Network Security Internet Technology Development Database Servers Mobile Phone Android Software Apple Software Computer Software News IT Information

In addition to Weibo, there is also WeChat

Please pay attention

WeChat public account

Shulou

How to improve the efficiency of Python crawler

2025-01-16 Update From: SLTechnology News&Howtos shulou NAV: SLTechnology News&Howtos > Internet Technology >

Share

Shulou(Shulou.com)06/01 Report--

This article introduces the knowledge of "how to improve the efficiency of Python crawler". In the operation of actual cases, many people will encounter such a dilemma, so let the editor lead you to learn how to deal with these situations. I hope you can read it carefully and be able to achieve something!

When crawling a large amount of network data, on the one hand, we need to ensure that the crawler is not blocked by the website server, on the other hand, we should also improve the collection efficiency of the crawler.

To prevent the crawler from being blocked, we generally use a large number of proxy IP to form a proxy pool and visit the collected website through the proxy. For how to improve the collection efficiency of the crawler, there are many methods, such as: using multi-process, multi-thread, distributed, cooperative process and so on.
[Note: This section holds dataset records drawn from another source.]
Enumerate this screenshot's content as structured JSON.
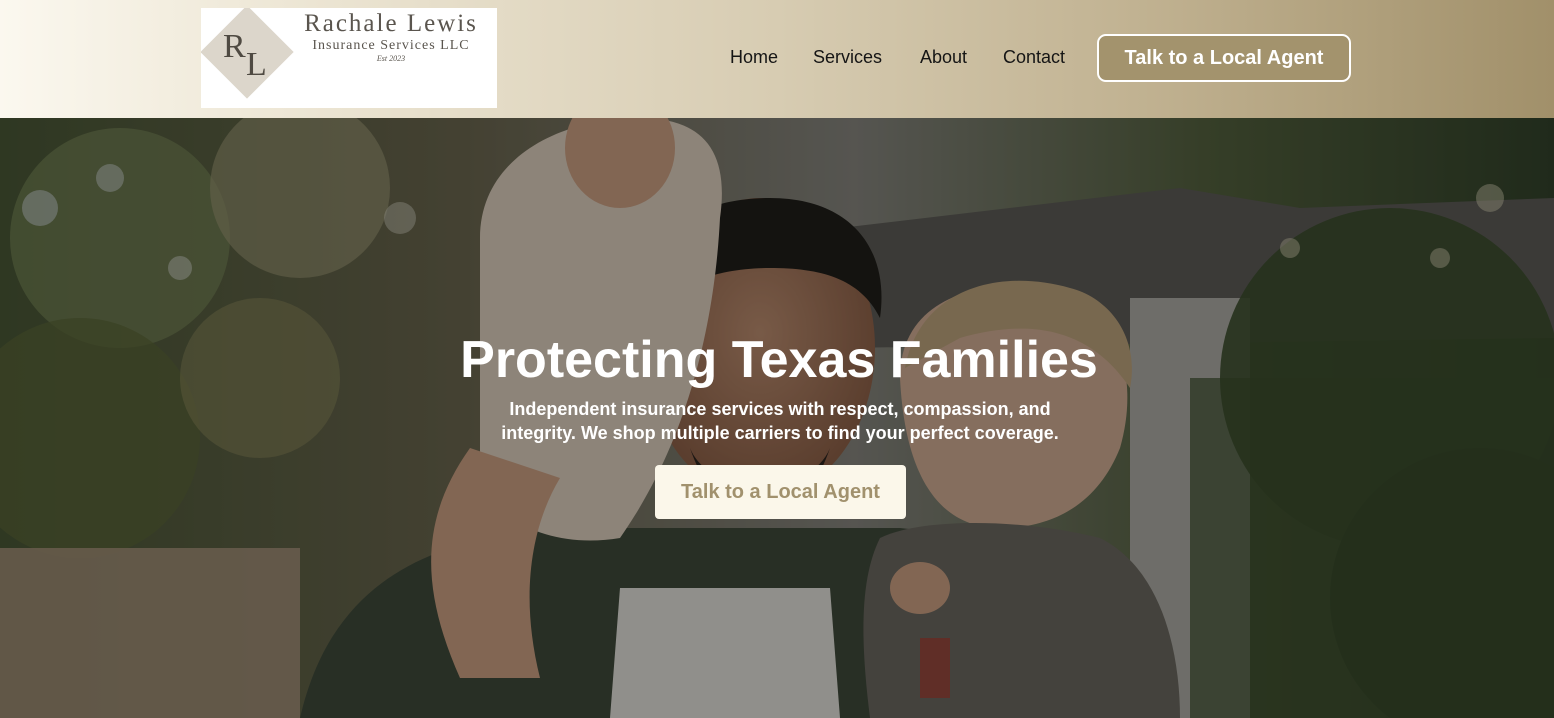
{
  "header": {
    "logo": {
      "monogram": "RL",
      "name": "Rachale Lewis",
      "subtitle": "Insurance Services LLC",
      "established": "Est 2023"
    },
    "nav": [
      {
        "label": "Home"
      },
      {
        "label": "Services"
      },
      {
        "label": "About"
      },
      {
        "label": "Contact"
      }
    ],
    "cta_label": "Talk to a Local Agent"
  },
  "hero": {
    "title": "Protecting Texas Families",
    "subtitle": "Independent insurance services with respect, compassion, and integrity. We shop multiple carriers to find your perfect coverage.",
    "cta_label": "Talk to a Local Agent"
  },
  "colors": {
    "accent": "#a3936d",
    "header_light": "#fbf8ef",
    "header_dark": "#a1906a",
    "cta_bg": "#fbf7ea",
    "cta_text": "#a1916d"
  }
}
Individuals in the actual use of crawlers, out of personal preferences and hardware conditions, generally use multi-process and multi-thread.

Next, let's use a simple example to compare the efficiency of a program under normal circumstances, using multiple processes and using multiple threads:

Traversing the URL URL is a common scenario among crawlers. We use a list to simulate the traversal of URL:

From multiprocessing import Poolfrom multiprocessing.dummy import Pool as TheaderPool

The first is to use the for loop:

Def test1 (): for n in range (10000): for i in range (100000): n + = i%time test1 ()

Return the result:

Wall time: 1min 15s

It took 15 seconds to iterate through each of the two for loops for 10000 times.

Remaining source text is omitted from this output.